Thursday, June 25, 2009

getting back on track

Ok there is going to be alot of food-related content in this post- I just wanted to warn anyone who might be triggered by it.

So I saw my D today and we talked about how I had gained some weight and at first I felt really positive about it, but now i have gained more and am not feeling so great. And i am dealing with that anxiety by bingeing and purging alot. I really need to get back on track and turn this (the gain) back into a positive and not fall back into restricting or more bingeing and purging. So we made some new plans/goals.
1. New meal plan- bars or shakes for for breakfast and lunch, balanced meal with my family for dinner. The bars and shakes are so I can get maximum structure for the meals I am "on my own" with, and get the nutrition i need without feeling triggrerd to purge. I was tempted to go to bars/shakes completely, but my D thinks it's important for me to keep having meals with my family, and deep down i think she is right.
2. I will drink low sodium v8 if I do purge, for the potassium. My D wants to be sure i don't have a drop in potassium, especially in the hot weather.
3. i am going to weigh in with my D instead of at the Y. I'm not always at the Y at the same time of the day, so it's hard to get accurate weights. I see my D in the morning, so i can get a good weight and process it with her if i am having a hard time.
I also saw my T today and we talked about some behavioral things i can do to get back on track. Mornings are my worst time; i am generally filled with anxiety. i think I binge and purge at this time as a way to kind of put off starting the day, because i don't know what to do with myself. I have always been this way. Before I had kids I typically stayed in my pajamas and watched mindless tv until the early afternoon.
We decided I should make myself a schedule for the mornings so i can have some structure. I will get up by 8:00, have breakfast, shower by 8:30, be dressed and have makeup on by 9. Hopefully the structure will help me feel less "'lost". Atfer all, that is one thing I like about being inpatient- having a set schedule and being able to anticipate when things are going to happen. It makes me feel "safe".
Oh, and i forgot to mention that I will renew my effort to drink more water and less soda. I think this is reallly important because it is sooo hot here and i dehydrate easily. And I will save money too!
Well, this is the plan, starting tomorrow. Wish me luck. I really just want to keep moving forward, and not backward. I hope these changes can help me do that.

5 comments:

K said...

Good luck! I think it's great that you are only going to weigh in at the D's. Good for you.

now.is.now said...

I think this is awesome! Keep this plan and structure a priority. And if you don't follow it one day, don't beat yourself up, just hop back on and follow it at the next available moment.

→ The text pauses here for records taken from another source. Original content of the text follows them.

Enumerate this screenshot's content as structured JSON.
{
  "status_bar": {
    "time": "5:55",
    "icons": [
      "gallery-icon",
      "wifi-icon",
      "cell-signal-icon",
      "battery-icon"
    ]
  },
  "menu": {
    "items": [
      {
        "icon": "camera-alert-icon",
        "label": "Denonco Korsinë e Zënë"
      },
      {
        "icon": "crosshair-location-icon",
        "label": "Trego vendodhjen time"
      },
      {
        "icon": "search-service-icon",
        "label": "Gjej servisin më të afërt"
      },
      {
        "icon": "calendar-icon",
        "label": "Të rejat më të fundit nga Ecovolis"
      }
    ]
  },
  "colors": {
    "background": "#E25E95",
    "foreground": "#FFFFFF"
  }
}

You've got this! The only way out is through; the only way out is through; the only way out is through. You are a strong, kind woman who is an amazing mom and you will develop into your best person by sticking with this. I saw a quote today that you might like. It said, "Slow down; calm down; don't worry; don't hurry; trust the process."

Zena said...

I know you can do this, I see your passion for Recovery, I think the wieghins at the D's office is a great idea. I know this is going to be hard but you can totally do this...keep moving foward one step at a time!!

Love, Z

Keely said...

I think that sounds like a great plan! :) (hug) I love you. You can do this!

PTC said...

Keep pushing forward. If you find water to be boring, stick some mint leaves and cucumber in it. It's SOOO refreshing. Maybe that will help with your water consumption.